Rio – A Polícia Militar afastou de atividades externas quatro agentes do Batalhão de Operações Policiais Especiais (Bope) envolvidos na ação que terminou com a morte de um morador no Morro dos Prazeres, na Região Central, durante operação nesta quarta-feira (18). A medida, que partiu do comando da própria unidade, se deu após análises iniciais apontarem mau uso das câmeras corporais.
Por nota, a corporação ratificou que o deslocamento dos policiais para atividades exclusivamente administrativas foi necessário para “assegurar a apuração rigorosa e transparente dos fatos, em conformidade com as normativas que regulamentam a utilização dos equipamentos”.
O afastamento seguirá enquanto durarem as investigações conduzidas pela Corregedoria Geral. A PM não esclareceu o que significa exatamente “mau uso”, tampouco se as câmeras estavam ligadas no momento da ação.
Conflito de versões
Em entrevista coletiva após a operação no Morro dos Prazeres - que resultou na morte também do chefe do tráfico da localidade, Claudio Augusto dos Santos, o Jiló dos Prazeres - o tenente-coronel Marcelo Corbage, comandante do Batalhão de Operações Policiais Especiais (Bope), difundiu a versão de confronto entre agentes e criminosos, além do número de bandidos dentro da casa de Leandro, reforçando que chegou a ter início uma negociação.

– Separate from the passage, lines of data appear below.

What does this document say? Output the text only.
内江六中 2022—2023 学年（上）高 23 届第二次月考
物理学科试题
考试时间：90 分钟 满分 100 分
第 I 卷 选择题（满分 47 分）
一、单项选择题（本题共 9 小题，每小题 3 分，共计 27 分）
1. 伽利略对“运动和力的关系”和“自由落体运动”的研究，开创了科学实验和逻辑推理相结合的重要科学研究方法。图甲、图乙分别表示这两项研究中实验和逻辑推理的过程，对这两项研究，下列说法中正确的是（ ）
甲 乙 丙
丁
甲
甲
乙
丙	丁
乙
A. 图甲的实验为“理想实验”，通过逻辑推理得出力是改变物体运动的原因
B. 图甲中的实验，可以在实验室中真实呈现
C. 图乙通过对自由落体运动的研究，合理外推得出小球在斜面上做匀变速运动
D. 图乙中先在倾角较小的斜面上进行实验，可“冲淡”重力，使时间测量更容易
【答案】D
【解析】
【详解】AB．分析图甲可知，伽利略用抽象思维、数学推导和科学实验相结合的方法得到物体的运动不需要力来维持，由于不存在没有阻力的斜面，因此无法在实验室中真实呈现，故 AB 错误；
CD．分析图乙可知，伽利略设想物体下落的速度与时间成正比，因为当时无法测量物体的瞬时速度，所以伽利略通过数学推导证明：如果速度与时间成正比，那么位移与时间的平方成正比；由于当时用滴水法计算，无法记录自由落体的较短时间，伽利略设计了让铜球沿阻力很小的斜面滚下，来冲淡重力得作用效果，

“Eles entraram na residência, colocaram um casal como refém e no momento que a gente estava buscando uma solução pacífica, houve disparos de dentro da residência, na qual o senhor Leandro acabou sofrendo o primeiro PAF (perfuração por arma de fogo) na região da cabeça. Então a nossa tropa respondeu imediatamente o fogo, onde houve essa ação de neutralização (execução) desses seis criminosos”.

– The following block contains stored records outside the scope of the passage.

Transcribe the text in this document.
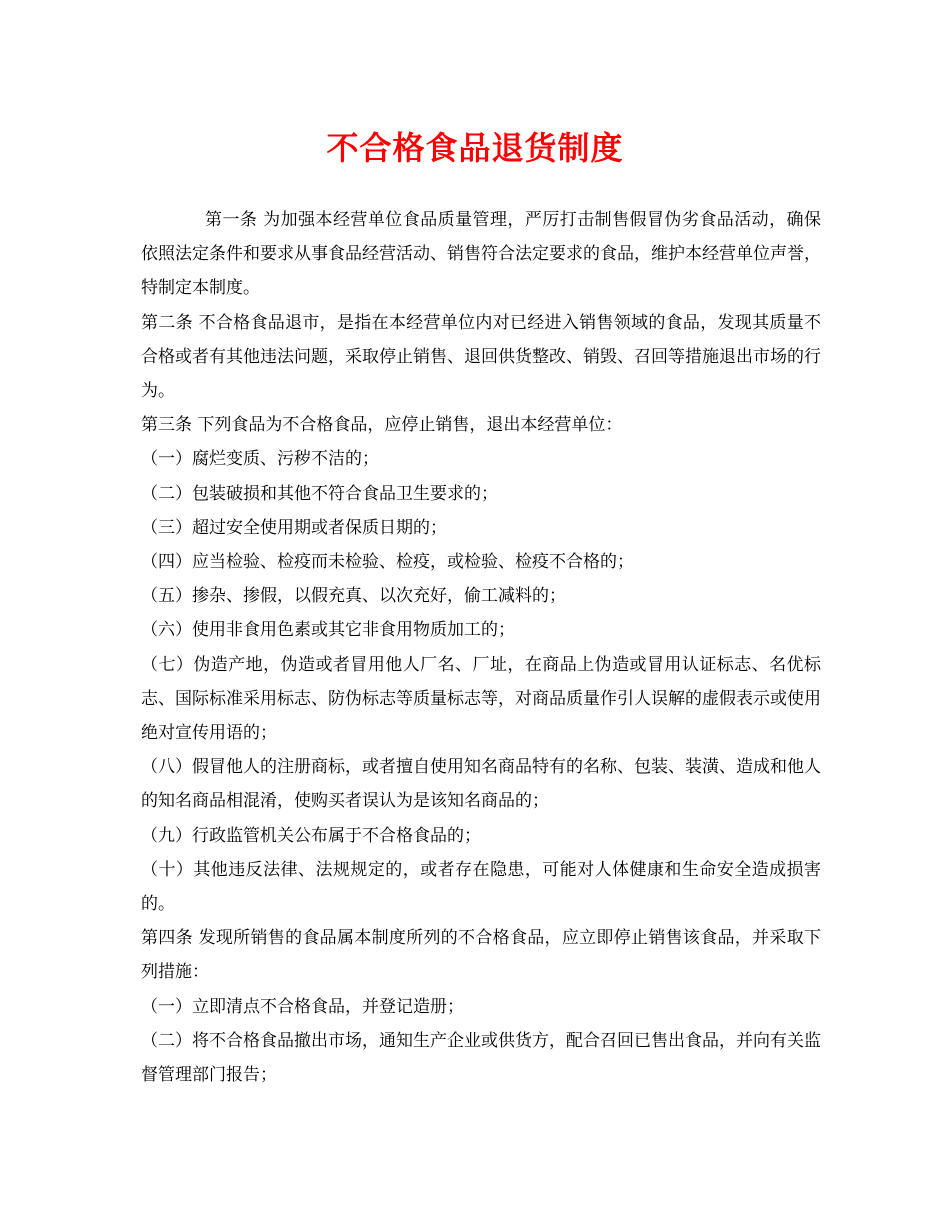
不合格食品退货制度

第一条 为加强本经营单位食品质量管理，严厉打击制售假冒伪劣食品活动，确保依照法定条件和要求从事食品经营活动、销售符合法定要求的食品，维护本经营单位声誉，特制定本制度。

第二条 不合格食品退市，是指在本经营单位内对已经进入销售领域的食品，发现其质量不合格或者有其他违法问题，采取停止销售、退回供货整改、销毁、召回等措施退出市场的行为。

第三条 下列食品为不合格食品，应停止销售，退出本经营单位：

（一）腐烂变质、污秽不洁的；

（二）包装破损和其他不符合食品卫生要求的；

（三）超过安全使用期或者保质日期的；

（四）应当检验、检疫而未检验、检疫，或检验、检疫不合格的；

（五）掺杂、掺假，以假充真、以次充好，偷工减料的；

（六）使用非食用色素或其它非食用物质加工的；

（七）伪造产地，伪造或者冒用他人厂名、厂址，在商品上伪造或冒用认证标志、名优标志、国际标准采用标志、防伪标志等质量标志等，对商品质量作引人误解的虚假表示或使用绝对宣传用语的；

（八）假冒他人的注册商标，或者擅自使用知名商品特有的名称、包装、装潢、造成和他人的知名商品相混淆，使购买者误认为是该知名商品的；

（九）行政监管机关公布属于不合格食品的；

（十）其他违反法律、法规规定的，或者存在隐患，可能对人体健康和生命安全造成损害的。

第四条 发现所销售的食品属本制度所列的不合格食品，应立即停止销售该食品，并采取下列措施：

（一）立即清点不合格食品，并登记造册；

（二）将不合格食品撤出市场，通知生产企业或供货方，配合召回已售出食品，并向有关监督管理部门报告；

A mulher de Leandro, Roberta Ferro Hipólito, entretanto, conversou com a reportagem de O DIA e afirmou categoricamente que os policiais entraram na residência do casal atirando: “Estávamos dormindo, eram umas 7h30, quando fomos acordados por esses garotos que entraram na casa. Eles pediram para ele (Leandro) segurar o cachorro para não latir e pediram para eu me vestir, eu me vesti e ficaram todos lá no chão do quarto. Até que a polícia chegou e começou a atirar. Não teve confronto, arrebentaram a minha porta com granada, não teve negociação nenhuma, só falavam para colocar os fuzis para fora e os bandidos não falaram nada”.
No Instituto Médico Legal, Roberta contou ainda que enfrenta dificuldades para realizar a liberação do corpo após ter tido os documentos dela e do marido levados de dentro da casa.

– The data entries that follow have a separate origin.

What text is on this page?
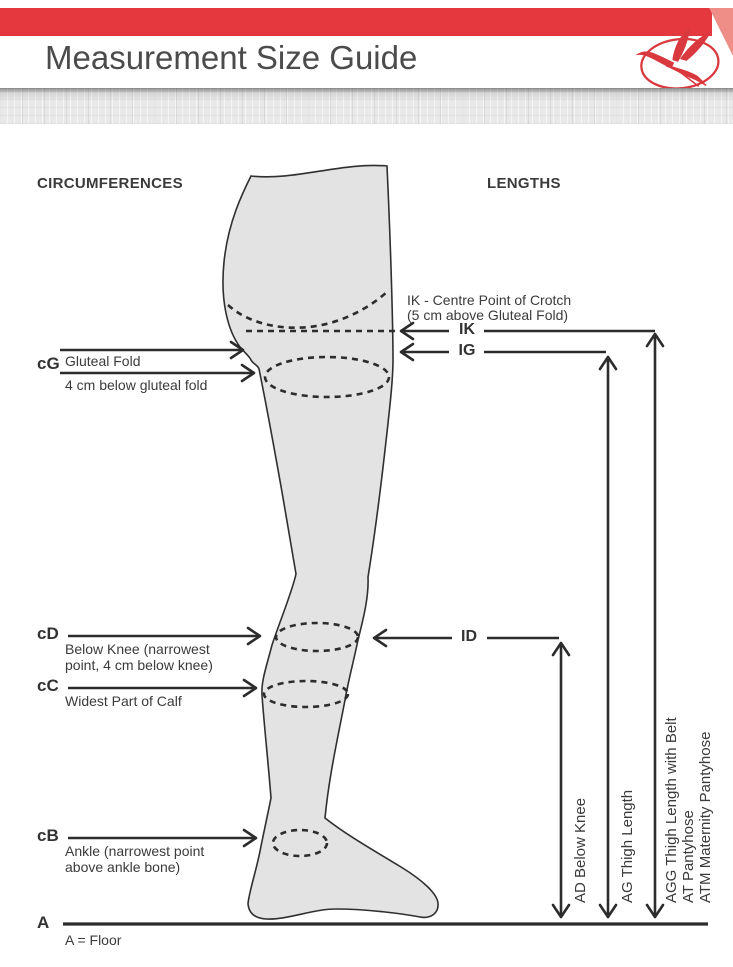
Measurement Size Guide
CIRCUMFERENCES	LENGTHS
cG Gluteal Fold
4 cm below gluteal fold
cD
Below Knee (narrowest
point, 4 cm below knee)
cC
Widest Part of Calf
cB
Ankle (narrowest point
above ankle bone)
A
A = Floor
IK - Centre Point of Crotch
(5 cm above Gluteal Fold)
IK
IG
ID
AD Below Knee AG Thigh Length AGG Thigh Length with Belt AT Pantyhose ATM Maternity Pantyhose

"Estou abalada, transtornada com tudo que eu vivi. Além de tudo ainda tem que esperar porque os documentos foram levados da nossa casa, tanto dele como o meu, por isso não foi liberado o corpo ainda", afirmou.
Roberta explicou também que após os tiros, foi induzida por um agente a falar na delegacia que a morte do marido teria sido provocada pelos bandidos: "Quando eu sai para fora, ele (policial) falou assim: Você tem que ir na delegacia prestar depoimento e falar que o bandido atirou no seu marido. Mas eu não falei, porque eu não vi bandido atirando, e eu não vou mentir".
Por fim, Roberta ressaltou que não consegue voltar para casa. O imóvel ficou com diversas marcas de sangue no chão e nas paredes, além de restos mortais. A Delegacia de Homicídios da Capital (DHC) investiga o caso.
O corpo de Leandro será velado, no início da manhã desta sexta-feira (20), no Cemitério do Catumbi, na Região Central. A cerimônia acontecerá até às 11h30. Em seguida, o caixão será levado para o Piauí, onde o auxiliar de cozinha será sepultado.